Le projet protéiforme du réalisateur russe Ilya Khrzhanovsky, guigné par les férus d’art, promettait la révolution. Il ne sera que malheureuse désillusion.

Ne pas avoir entendu parler de « DAU » relève du miracle, tant l’expérience a suscité l’effervescence dans la capitale. « Révolutionnaire », « unique », « fantastique », une vague de superlatifs a en effet déferlé avant même qu’elle débute. Il faut dire que « DAU » n’a pas fait dans l’économie. En reconstituant un institut scientifique moscovite, dans lequel plusieurs centaines de participants ont été conviés durant deux ans à jouer leur propre rôle (scientifiques, cuisiniers, balayeurs…) affublés d’uniformes de l’époque, Khrzhanovsky a extrait de cette véritable comédie humaine 700 heures de rushs et 13 longs métrages, diffusés dans le cadre d’une exposition immersive au Théâtre du Châtelet et de la Ville. S’adjoint à l’ensemble un casting cinq étoiles, composé entre autres de Marina Abramović et Gérard Depardieu. Vous avez dit complexe ?

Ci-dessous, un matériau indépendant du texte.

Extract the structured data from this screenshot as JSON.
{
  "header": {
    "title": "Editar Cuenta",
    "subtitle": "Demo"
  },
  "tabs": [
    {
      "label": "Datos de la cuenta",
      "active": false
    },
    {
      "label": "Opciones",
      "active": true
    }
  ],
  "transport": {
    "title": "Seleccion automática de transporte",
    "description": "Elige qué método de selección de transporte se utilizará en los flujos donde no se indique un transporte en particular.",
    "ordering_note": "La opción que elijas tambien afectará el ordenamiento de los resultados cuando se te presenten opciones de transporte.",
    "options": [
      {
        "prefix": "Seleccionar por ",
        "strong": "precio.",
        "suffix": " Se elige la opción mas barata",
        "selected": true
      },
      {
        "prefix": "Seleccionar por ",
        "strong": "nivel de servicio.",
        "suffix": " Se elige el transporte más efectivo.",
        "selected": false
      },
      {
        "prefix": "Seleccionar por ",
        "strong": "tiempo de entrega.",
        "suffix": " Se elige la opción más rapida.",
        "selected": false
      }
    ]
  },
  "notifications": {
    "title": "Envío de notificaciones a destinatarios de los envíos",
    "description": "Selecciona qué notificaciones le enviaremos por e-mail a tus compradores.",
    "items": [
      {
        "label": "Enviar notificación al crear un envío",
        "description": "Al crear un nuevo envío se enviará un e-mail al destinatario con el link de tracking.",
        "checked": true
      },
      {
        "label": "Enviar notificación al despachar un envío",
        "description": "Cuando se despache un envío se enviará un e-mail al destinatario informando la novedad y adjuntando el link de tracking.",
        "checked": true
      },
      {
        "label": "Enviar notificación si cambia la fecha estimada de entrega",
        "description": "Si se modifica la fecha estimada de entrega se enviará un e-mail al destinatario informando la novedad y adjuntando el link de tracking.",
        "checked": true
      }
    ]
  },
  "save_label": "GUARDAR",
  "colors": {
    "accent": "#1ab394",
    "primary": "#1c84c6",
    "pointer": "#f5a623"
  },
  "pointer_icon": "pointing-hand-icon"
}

Quand le protéiforme devient informe

Quiconque a suivi le lancement de « DAU » a eu vent du fiasco qu’il a essuyé : inauguration reportée, queues interminables et salles fermées, les plus optimistes ont alors parié sur une désorganisation transitoire. Une semaine plus tard, le constat est pourtant là : « DAU » est un gigantesque foutoir. Mais avant de participer à la révolution promise, il est nécessaire d’acquérir un précieux visa (35€ l’accès de 6 heures, 75€ les 24 heures et 150€ la neurasthénie infinie), puis de répondre à un questionnaire en ligne (« avez-vous manipulé des gens dans le but d’arriver à vos fins ? ») afin dit-on de construire un parcours personnalisé. Il n’en sera rien, les organisateurs m’informant que les simili-smartphones censés nous guider ne sont pas disponibles. Couplée à la fermeture du théâtre du Châtelet – depuis accessible – l’annonce a de quoi laisser pantois (l’exposition dure un peu moins de 4 semaines).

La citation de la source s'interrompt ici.